Seringkali umat di luar muslim bertanya kepada
saya tentang perlunya bershalawat, alasan mereka, kok kita umatnya yg malah
mendoakan nabi-nya ?? Sehingga, bukan hanya mereka, bahkan kita yg telah sering
bershalawat pun memahaminya masih dalam keterbatasan, sehingga belum maksimal.....
terutama dalam rasa ke-berserah diri (islam)-an kita. Dan sungguh inilah
celah-celah dimana keterbatasan kita dalam memahami
islam itu sendiri. Sebenarnya, inti dari memahami perlunya bershalawat adalah
setelah kita memahami makna syahadat terlebih dahulu....... Maka, izinkanlah
saya berbagi. Semoga kita semakin didekatkan kepada kebenaran-NYA..... amiin
yaa rabbal ‘aalamiiyn.
MUHAMMAD,
NAMA & ISTILAH, SERTA MAKNA RASUL PADA DIRI KEMANUSIAAN DI DALAM SYAHADAT
“Dan sesungguhnya Al
Qur’an ini benar-benar diturunkan oleh Tuhan semesta alam, dibawa turun oleh
Ruh Al Amin (Jibril) ke dalam hatimu menjadi salah seorang yang memberi
peringatan.” (QS 26:192-194)
Sayangnya, kemanusiaan
lebih menyukai menjaga jarak antara dirinya dengan Tuhannya, yang dengan
kehati-hatiannya cenderung melepaskan apa yang telah menjadi kehendak-Nya agar
sebagai yang saling menyampaikan kebenaran, kebaikan dan saling menasehati
dalam kesabaran.
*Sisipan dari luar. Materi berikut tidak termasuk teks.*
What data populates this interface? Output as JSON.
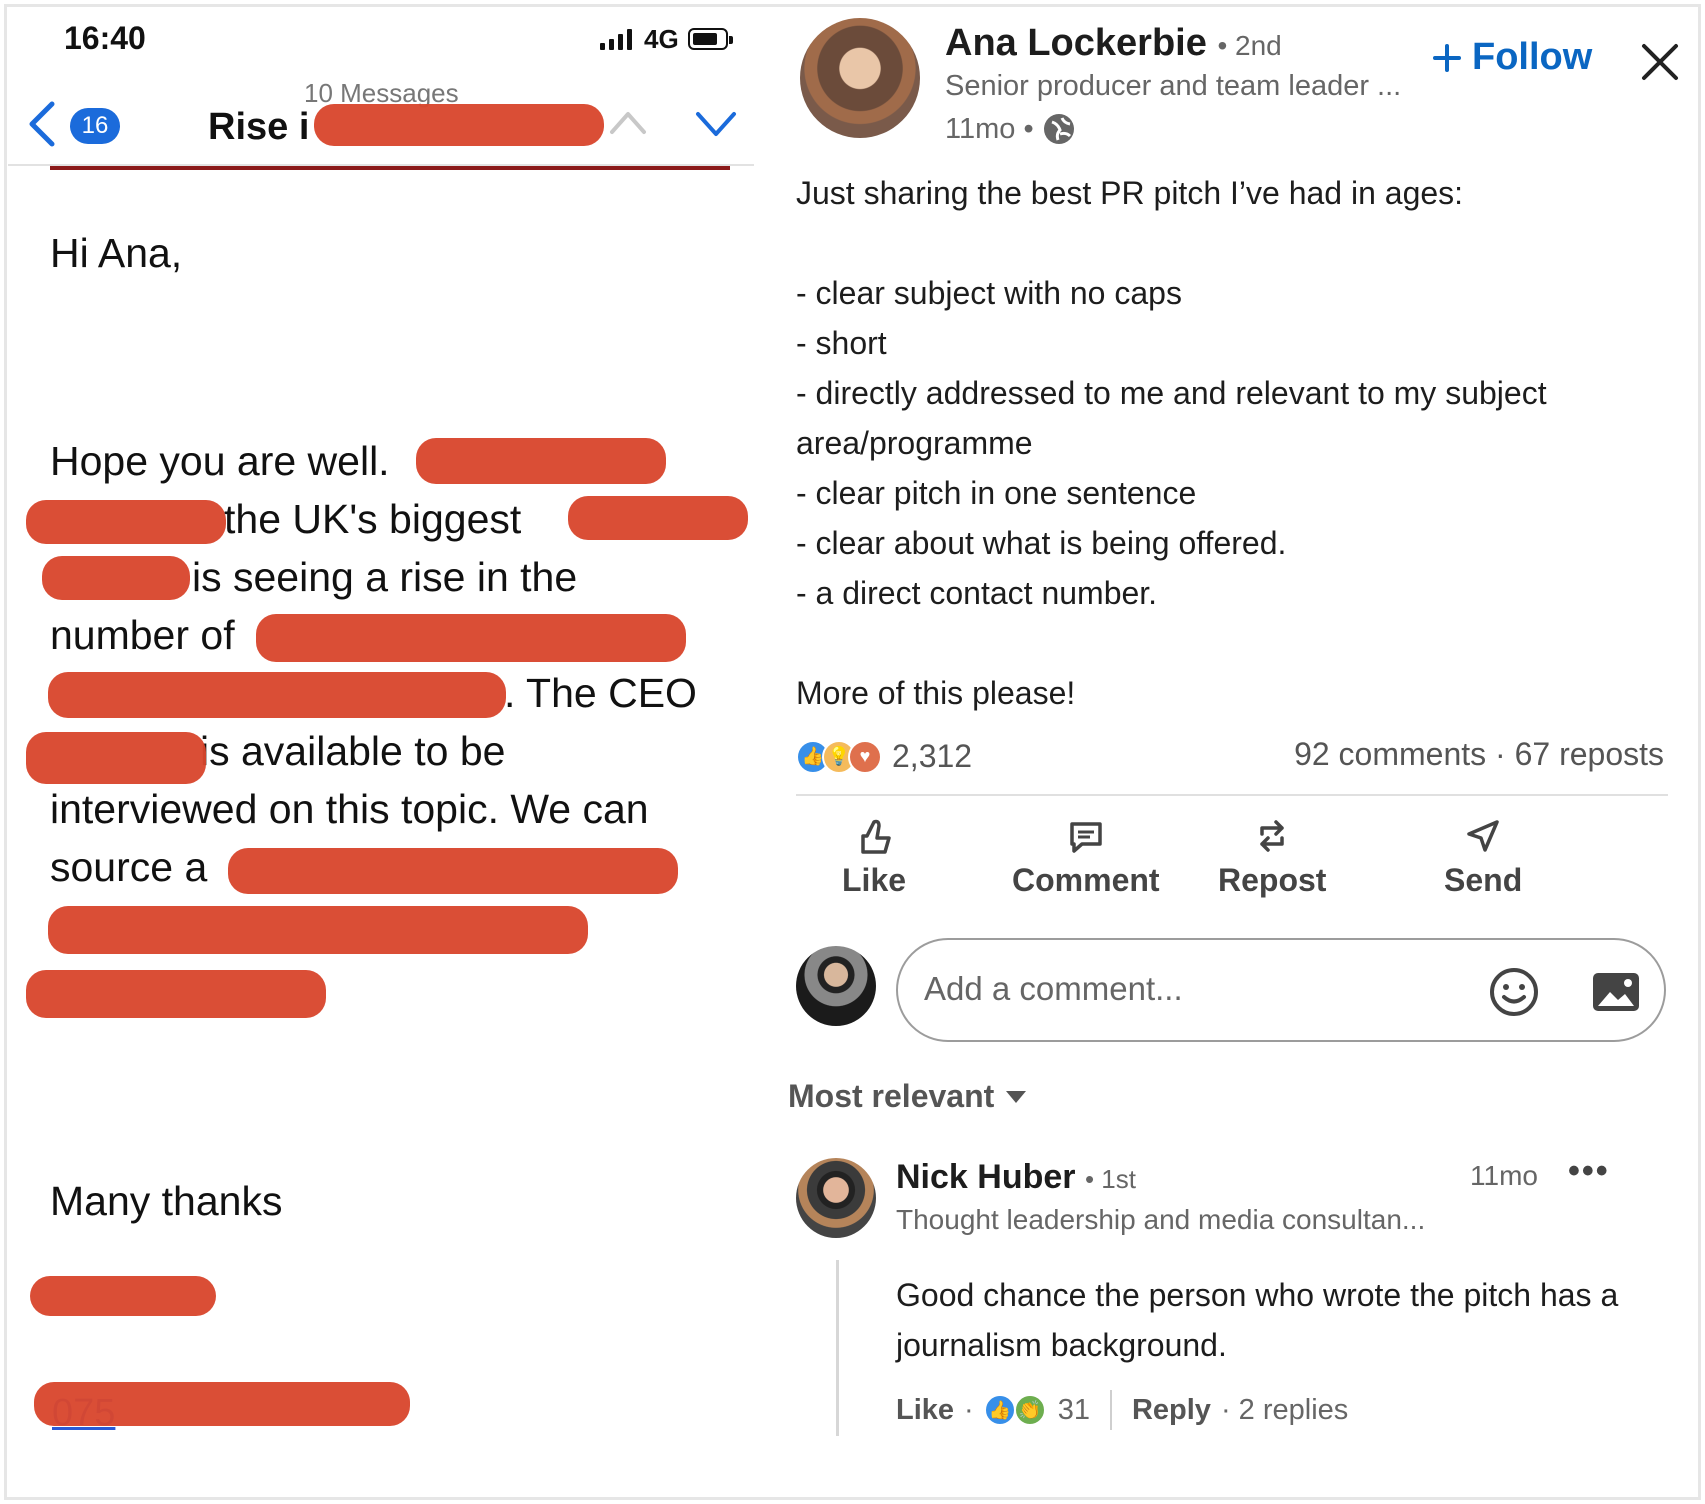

Hal tersebutlah yang semakin menjauhkan dirinya dari menyadari
fitrah-nya yang juga merupakan menjadi tugas-tugasnya di kehidupan dunia ini.
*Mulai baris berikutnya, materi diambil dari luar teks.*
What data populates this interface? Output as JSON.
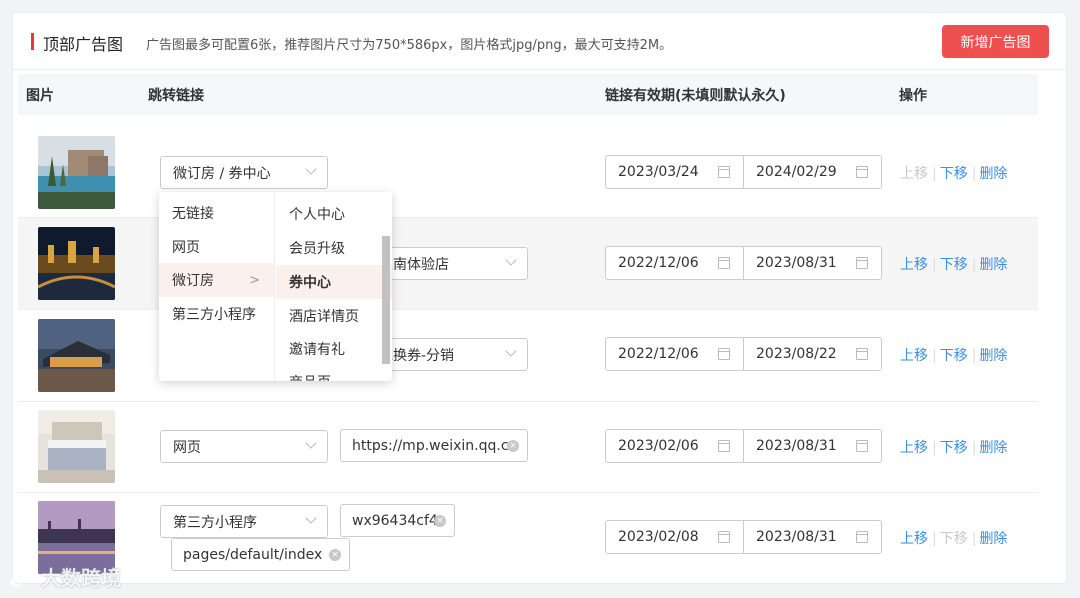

Jika Allah saja menaruh keyakinan (sebagai Al Mu’min) yang amat tinggi kepada
penciptaan kemanusiaan sebagai khalifah bagi kesempurnaan dari seluruh
penciptaan-Nya, yaitu semesta alam, sekalipun para malaikat sempat
meragukan-Nya (QS 2:30), tetapi kemanusiaan malah, terjebak dengan
kehati-hatiannya, menjaga jarak dari fitrah dan tugas yang diberikan Allah
kepadanya. Padahal, kemanusiaan telah berani memikul amanat tersebut. Namun,
memang, dalam setiap anugerah yang diberikan kepadanya, kemanusiaan hendaknya
tidak menjadi berlebihan dalam menyikapinya, sehingga tidak menjadikannya
sombong dan takabur dengan tugas kerasulan tersebut. Akan tetapi, menyadari
fitrah dan tugas-nya sebagai amanat yang harus ditunaikannya adalah hal yang
utama.
“Sesungguhnya Kami telah
mengemukakan amanat kepada langit, bumi dan gunung-gunung, maka semuanya enggan
untuk memikul amanat itu dan mereka khawatir akan mengkhianatinya, dan
dipikullah amanat itu oleh manusia. Sesungguhnya manusia itu amat zhalim dan
amat bodoh.” (QS 33:72)
Sekedar mengingatkan, ulasan ini hanya mengenai kerasulan, dan sekilas saja
tentang kenabian hanya sebagai perbandingan. Jika sebelumnya, pada uraian
keimanan kepada malaikat, kita telah mengkaji beberapa sifat kemalaikatan yang
meliputi diri manusia, maka begitu pula dengan sifat kerasulan pada manusia
sebagai suatu tugas dari Allah yang sangat perlu disadari dan dipercayai
(diimani), sebagai salah satu syarat berkeimanan. Sehingga semakin mengukuhkan
kembali rasa keimanan yang sebelumnya mempercayai hanya kepada rasul-rasul yang
telah dikubur sejak lama. Dan dianggap telah tiada lagi rasul-rasul penerus,
padahal setiap hari kita sering mendengar para penyampai kebaikan di sekitar
kita yang selalu mengingatkan kebaikan, itu pulalah sesungguhnya rasul Allah.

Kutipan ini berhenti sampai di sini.